In zahlreichen Vorträgen und Publikationen – wie auch seinem posthum veröffentlichten Buch „Racism“ – kämpfte Hirschfeld zeitlebens gegen die Verschmelzung beider Denkrichtungen an. Er verteidigte die Eugenik, verwarf aber jede Bewertung von Menschengruppen als Rassen sowie deren Reinhaltungsgedanken, indem er gerade die Vorteile der Vermischung hervorhob. In seinem unerschütterlichen Glauben an die wissenschaftliche Objektivität forderte er sogar ein internationales Gericht von Wissenschaftlern, das rassistische Stereotype und Zuschreibungen überprüfen sollte.

Die Debatte um Zwangssterilisationen

Wie stand Hirschfeld zu Zwangssterilisierungen? Ab 1920 wurden sowohl in den Gremien des Preußischen Landtags als auch des Reichstags die verschiedenen Möglichkeiten der effektiven Umsetzung eugenischer Ziele diskutiert, und zwar in Form von Heiratszeugnissen, Sterilisierungen oder indizierten Abtreibungen. Dazu wurden in der zweiten Hälfte der 1920er Jahre reichsweit eugenische Eheberatungsstellen etabliert.

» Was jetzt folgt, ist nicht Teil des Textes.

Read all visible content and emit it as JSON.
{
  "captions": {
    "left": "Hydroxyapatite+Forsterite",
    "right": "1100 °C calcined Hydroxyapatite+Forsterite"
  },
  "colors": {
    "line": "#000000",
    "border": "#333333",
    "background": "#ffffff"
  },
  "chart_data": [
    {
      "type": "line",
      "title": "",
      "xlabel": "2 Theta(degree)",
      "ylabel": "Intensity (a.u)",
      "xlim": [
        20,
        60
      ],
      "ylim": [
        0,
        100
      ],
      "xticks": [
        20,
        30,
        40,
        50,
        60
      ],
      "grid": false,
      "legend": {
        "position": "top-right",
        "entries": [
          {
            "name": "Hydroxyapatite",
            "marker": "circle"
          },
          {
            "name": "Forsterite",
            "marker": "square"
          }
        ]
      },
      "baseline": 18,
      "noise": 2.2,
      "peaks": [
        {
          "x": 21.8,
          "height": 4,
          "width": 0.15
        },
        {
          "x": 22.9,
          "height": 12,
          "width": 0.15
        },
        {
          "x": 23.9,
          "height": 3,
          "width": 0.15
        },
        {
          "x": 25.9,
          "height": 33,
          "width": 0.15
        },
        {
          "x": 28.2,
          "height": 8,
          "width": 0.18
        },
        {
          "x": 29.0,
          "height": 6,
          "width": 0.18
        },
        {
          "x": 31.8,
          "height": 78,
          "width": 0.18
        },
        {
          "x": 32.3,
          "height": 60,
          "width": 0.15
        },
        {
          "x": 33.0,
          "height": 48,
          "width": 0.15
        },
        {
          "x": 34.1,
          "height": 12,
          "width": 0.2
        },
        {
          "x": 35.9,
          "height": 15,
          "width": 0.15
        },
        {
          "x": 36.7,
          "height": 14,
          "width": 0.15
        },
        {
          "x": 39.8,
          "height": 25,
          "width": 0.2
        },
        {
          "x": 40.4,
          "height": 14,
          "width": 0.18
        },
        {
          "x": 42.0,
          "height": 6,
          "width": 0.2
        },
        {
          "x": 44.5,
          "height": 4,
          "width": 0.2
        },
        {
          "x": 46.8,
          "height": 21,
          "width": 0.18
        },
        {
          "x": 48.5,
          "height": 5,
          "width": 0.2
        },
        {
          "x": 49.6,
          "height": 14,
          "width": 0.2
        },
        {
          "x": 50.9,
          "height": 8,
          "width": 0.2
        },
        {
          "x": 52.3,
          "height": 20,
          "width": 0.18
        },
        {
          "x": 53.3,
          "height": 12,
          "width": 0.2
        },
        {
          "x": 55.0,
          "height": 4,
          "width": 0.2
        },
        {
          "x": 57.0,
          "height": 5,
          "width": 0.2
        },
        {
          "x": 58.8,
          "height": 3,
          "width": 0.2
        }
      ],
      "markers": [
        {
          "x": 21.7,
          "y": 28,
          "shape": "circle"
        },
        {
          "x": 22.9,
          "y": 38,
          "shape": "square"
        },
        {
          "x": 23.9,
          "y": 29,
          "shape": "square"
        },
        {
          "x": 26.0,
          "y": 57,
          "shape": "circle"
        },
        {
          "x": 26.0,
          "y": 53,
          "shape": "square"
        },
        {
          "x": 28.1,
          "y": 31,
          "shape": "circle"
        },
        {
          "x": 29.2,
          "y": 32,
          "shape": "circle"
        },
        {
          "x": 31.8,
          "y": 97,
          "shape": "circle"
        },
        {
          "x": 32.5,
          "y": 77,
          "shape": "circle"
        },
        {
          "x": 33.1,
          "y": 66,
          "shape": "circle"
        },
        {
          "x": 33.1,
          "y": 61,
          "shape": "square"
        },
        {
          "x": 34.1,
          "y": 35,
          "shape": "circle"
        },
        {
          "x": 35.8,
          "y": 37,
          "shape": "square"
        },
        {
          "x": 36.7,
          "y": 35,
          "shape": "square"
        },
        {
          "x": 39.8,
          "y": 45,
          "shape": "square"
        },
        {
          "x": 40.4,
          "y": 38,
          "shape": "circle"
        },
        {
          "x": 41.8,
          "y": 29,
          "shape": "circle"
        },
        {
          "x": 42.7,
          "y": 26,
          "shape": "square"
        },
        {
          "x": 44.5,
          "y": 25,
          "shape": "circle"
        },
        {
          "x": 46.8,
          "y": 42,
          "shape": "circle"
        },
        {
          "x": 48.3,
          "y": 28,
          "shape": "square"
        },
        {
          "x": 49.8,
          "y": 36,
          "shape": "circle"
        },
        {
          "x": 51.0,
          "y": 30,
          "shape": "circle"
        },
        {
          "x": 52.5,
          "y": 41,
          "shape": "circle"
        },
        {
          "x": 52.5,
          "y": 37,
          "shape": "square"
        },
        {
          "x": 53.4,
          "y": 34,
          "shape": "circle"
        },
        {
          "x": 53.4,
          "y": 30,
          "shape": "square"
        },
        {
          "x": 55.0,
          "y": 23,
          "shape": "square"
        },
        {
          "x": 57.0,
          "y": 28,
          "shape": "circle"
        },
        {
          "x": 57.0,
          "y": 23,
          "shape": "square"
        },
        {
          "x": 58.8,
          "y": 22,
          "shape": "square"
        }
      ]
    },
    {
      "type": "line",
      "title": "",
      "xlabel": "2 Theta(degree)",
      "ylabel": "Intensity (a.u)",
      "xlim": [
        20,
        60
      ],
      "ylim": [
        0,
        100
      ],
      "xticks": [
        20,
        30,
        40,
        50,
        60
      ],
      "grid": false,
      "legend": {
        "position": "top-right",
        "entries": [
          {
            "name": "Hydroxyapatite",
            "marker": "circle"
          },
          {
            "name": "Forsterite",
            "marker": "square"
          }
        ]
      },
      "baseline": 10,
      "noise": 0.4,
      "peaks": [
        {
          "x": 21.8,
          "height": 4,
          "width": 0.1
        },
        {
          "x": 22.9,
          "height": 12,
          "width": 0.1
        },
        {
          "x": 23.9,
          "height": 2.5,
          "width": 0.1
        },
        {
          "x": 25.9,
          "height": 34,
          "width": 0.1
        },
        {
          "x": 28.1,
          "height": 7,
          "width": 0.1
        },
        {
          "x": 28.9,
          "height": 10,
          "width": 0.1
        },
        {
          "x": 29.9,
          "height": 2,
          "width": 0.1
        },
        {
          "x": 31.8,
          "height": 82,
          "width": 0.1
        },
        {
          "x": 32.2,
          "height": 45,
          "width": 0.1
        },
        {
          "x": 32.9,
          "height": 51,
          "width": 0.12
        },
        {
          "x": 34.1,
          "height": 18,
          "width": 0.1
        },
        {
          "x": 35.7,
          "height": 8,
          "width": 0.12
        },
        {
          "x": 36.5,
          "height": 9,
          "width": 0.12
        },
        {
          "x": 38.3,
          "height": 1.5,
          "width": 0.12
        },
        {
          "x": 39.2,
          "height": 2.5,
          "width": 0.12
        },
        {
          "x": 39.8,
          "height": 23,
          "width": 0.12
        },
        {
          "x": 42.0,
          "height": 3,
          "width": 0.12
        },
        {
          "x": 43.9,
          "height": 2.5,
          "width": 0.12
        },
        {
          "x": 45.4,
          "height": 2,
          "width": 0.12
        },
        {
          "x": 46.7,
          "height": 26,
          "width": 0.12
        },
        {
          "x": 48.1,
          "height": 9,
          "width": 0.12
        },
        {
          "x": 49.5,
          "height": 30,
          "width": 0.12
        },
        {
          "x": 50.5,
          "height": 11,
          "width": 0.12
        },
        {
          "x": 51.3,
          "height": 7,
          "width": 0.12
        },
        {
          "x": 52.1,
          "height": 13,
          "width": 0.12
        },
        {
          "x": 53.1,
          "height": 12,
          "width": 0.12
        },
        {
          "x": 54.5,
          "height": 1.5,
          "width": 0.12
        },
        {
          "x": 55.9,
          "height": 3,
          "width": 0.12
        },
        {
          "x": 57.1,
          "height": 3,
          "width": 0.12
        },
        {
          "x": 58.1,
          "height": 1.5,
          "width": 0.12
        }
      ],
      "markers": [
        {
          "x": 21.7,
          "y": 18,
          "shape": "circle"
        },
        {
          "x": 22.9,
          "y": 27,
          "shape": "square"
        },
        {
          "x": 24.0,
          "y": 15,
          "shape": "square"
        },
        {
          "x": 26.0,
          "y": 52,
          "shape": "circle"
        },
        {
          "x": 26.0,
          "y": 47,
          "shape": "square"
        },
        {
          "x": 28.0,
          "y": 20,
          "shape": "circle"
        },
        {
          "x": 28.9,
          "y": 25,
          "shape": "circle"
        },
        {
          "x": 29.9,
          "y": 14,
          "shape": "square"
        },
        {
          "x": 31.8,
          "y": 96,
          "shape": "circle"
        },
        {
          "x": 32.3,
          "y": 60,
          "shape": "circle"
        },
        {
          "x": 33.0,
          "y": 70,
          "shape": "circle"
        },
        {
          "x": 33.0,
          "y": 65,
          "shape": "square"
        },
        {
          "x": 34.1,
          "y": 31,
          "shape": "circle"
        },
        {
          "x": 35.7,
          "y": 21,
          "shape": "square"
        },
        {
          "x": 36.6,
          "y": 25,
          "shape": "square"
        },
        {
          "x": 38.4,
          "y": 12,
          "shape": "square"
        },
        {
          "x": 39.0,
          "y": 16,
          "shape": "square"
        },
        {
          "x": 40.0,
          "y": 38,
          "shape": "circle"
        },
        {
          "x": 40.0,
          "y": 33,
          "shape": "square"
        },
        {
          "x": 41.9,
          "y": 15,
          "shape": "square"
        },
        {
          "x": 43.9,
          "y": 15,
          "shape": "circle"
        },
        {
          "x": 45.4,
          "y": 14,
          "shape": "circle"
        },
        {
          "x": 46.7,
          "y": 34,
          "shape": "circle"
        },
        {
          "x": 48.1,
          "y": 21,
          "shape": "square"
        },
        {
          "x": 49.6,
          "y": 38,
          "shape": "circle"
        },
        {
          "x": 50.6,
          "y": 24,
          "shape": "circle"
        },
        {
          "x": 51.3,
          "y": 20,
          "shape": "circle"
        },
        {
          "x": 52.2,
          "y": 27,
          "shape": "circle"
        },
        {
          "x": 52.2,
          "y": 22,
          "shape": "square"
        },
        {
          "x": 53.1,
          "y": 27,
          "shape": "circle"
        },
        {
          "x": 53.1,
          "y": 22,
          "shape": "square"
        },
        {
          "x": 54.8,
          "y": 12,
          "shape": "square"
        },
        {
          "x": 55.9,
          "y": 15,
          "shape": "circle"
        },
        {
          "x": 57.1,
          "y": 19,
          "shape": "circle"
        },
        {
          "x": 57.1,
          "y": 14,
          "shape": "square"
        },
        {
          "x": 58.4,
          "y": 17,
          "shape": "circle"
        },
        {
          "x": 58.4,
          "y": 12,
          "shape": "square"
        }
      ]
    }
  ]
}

Als die Diskussion um die Strategien weit fortgeschritten war und ein von der preußischen Sozialdemokratie 1932 initiierter Entwurf zur freiwilligen Sterilisation aus eugenischer Indikation vorgelegt wurde, äußerte sich Hirschfeld dezidiert ablehnend zur Zwangssterilisation. Er schrieb: „Ich kann mich nicht dafür einsetzen, weil mir die Vererbungsgesetze trotz Mendel und Darwin noch nicht genügend sicher zu sein scheinen, um so weitreichende Eingriffe zu rechtfertigen.“

Damit bekannte sich Hirschfeld zu einer unter Ärzten selten geäußerten kritischen Position – übrigens wie sein sexualwissenschaftlicher Erzfeind, der Psychiater Albert Moll. Dieser hatte bereits 1925 in einem Vortrag Zwangssterilisationen scharf abgelehnt, und zwar aus Gründen des mangelnden Wissens über die Erblichkeit entsprechender psychiatrischer Diagnosen.

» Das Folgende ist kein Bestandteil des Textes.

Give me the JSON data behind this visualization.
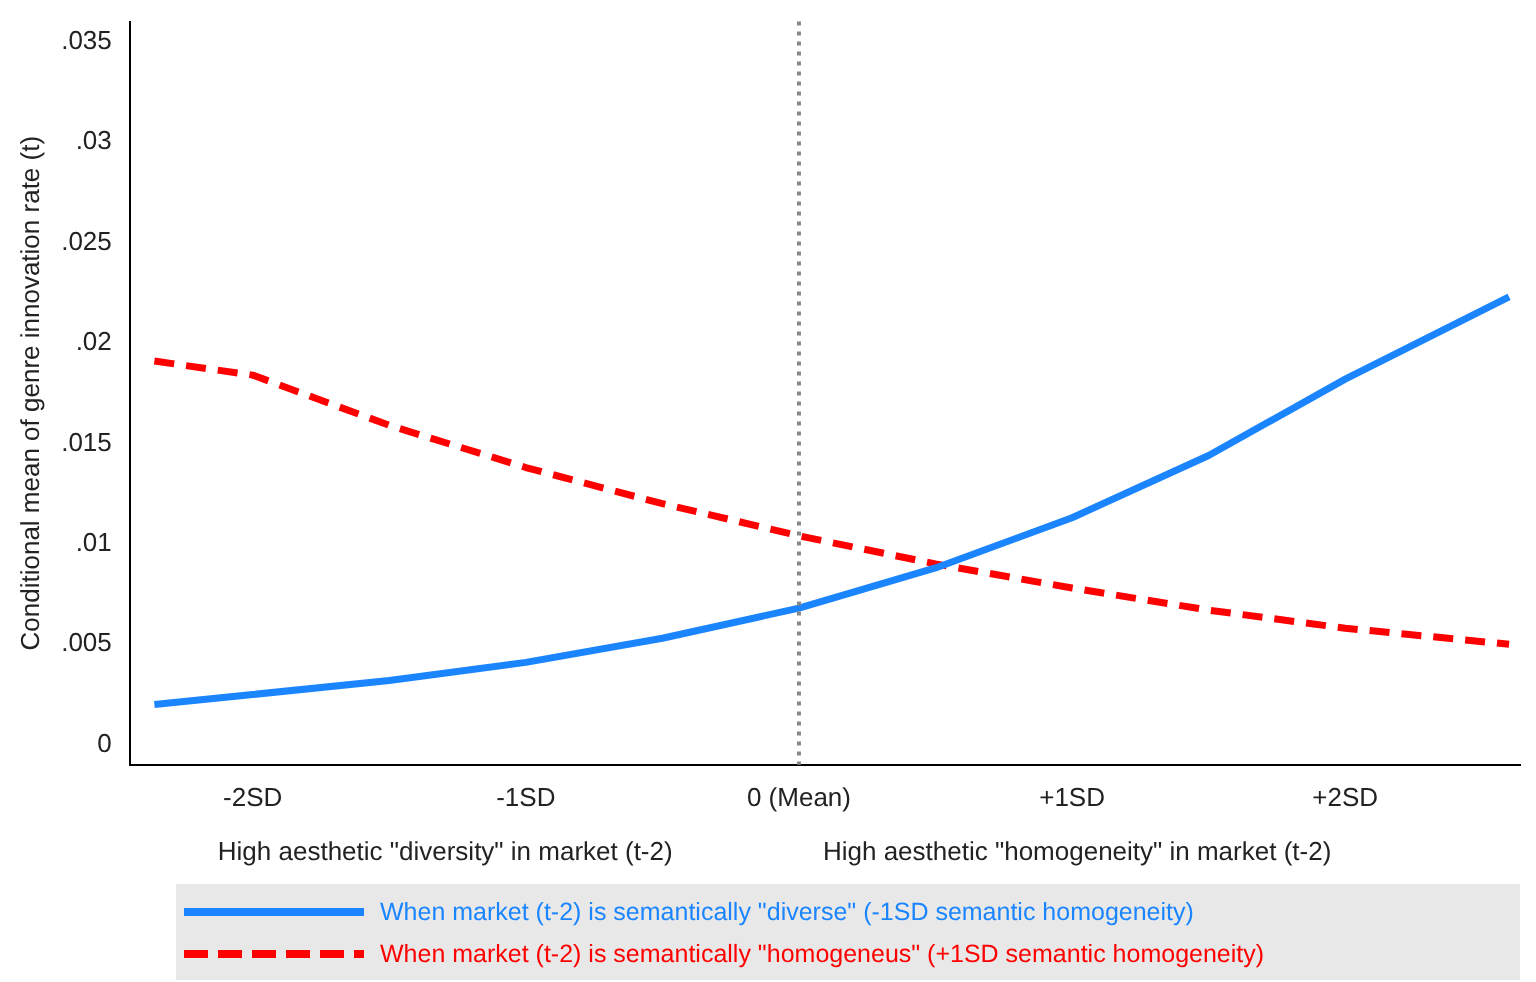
{
  "chart_data": {
    "type": "line",
    "ylabel": "Conditional mean of genre innovation rate (t)",
    "annotations": [
      "High aesthetic \"diversity\" in market (t-2)",
      "High aesthetic \"homogeneity\" in market (t-2)"
    ],
    "x": [
      -2.36,
      -2,
      -1.5,
      -1,
      -0.5,
      0,
      0.5,
      1,
      1.5,
      2,
      2.6
    ],
    "series": [
      {
        "name": "When market (t-2) is semantically \"diverse\" (-1SD semantic homogeneity)",
        "color": "#1a85ff",
        "line_style": "solid",
        "values": [
          0.002,
          0.0025,
          0.0032,
          0.0041,
          0.0053,
          0.0068,
          0.0088,
          0.0113,
          0.0144,
          0.0182,
          0.0223
        ]
      },
      {
        "name": "When market (t-2) is semantically \"homogeneus\" (+1SD semantic homogeneity)",
        "color": "#ff0000",
        "line_style": "dashed",
        "values": [
          0.0191,
          0.0184,
          0.0159,
          0.0138,
          0.012,
          0.0104,
          0.009,
          0.0078,
          0.0067,
          0.0058,
          0.005
        ]
      }
    ],
    "xlim": [
      -2.45,
      2.64
    ],
    "xticks": [
      {
        "value": -2,
        "label": "-2SD"
      },
      {
        "value": -1,
        "label": "-1SD"
      },
      {
        "value": 0,
        "label": "0 (Mean)"
      },
      {
        "value": 1,
        "label": "+1SD"
      },
      {
        "value": 2,
        "label": "+2SD"
      }
    ],
    "ylim": [
      -0.001,
      0.036
    ],
    "yticks": [
      0,
      {
        "value": 0.005,
        "label": ".005"
      },
      {
        "value": 0.01,
        "label": ".01"
      },
      {
        "value": 0.015,
        "label": ".015"
      },
      {
        "value": 0.02,
        "label": ".02"
      },
      {
        "value": 0.025,
        "label": ".025"
      },
      {
        "value": 0.03,
        "label": ".03"
      },
      {
        "value": 0.035,
        "label": ".035"
      }
    ],
    "ref_lines": [
      {
        "axis": "x",
        "value": 0,
        "color": "#888888",
        "line_style": "dotted"
      }
    ],
    "grid": false,
    "legend": "bottom",
    "marker": "none"
  }
}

An dieser Position hielt Hirschfeld auch nach der Verabschiedung des Gesetzes zur Verhütung erbkranken Nachwuchses durch die Nationalsozialisten 1933 fest, als er den aus heutiger Perspektive nicht unproblematischen Satz schrieb: „Man muß die Hitlerschen Experimente abwarten, ehe man sich darüber äußert.“ Denn dabei sei zu „befürchten, daß sie sich der Sterilisation bedienen werden, weniger um die ‚Rasse aufzuzüchten‘, als um die Feinde zu vernichten. Die Ereignisse der letzten Monate bieten Anhalt genug für solche Befürchtungen.“

Unser „retrospektive Blick“ auf die Geschichte ist ein Privileg, schreibt der Wissenschaftshistoriker Hans-Jörg Rheinberger. Es sollte kein „billiger Nutzen [...] aus der Droge des nachträglichen Besserwissens“ geschlagen werden, „der sich kein Historiker ganz [...] zu entziehen vermag“. Sachverhalte aus der Vergangenheit nach heutigen Werthaltungen zu beurteilen, verkennen deren historische Komplexität, weil sie vom Ende her gedacht sind.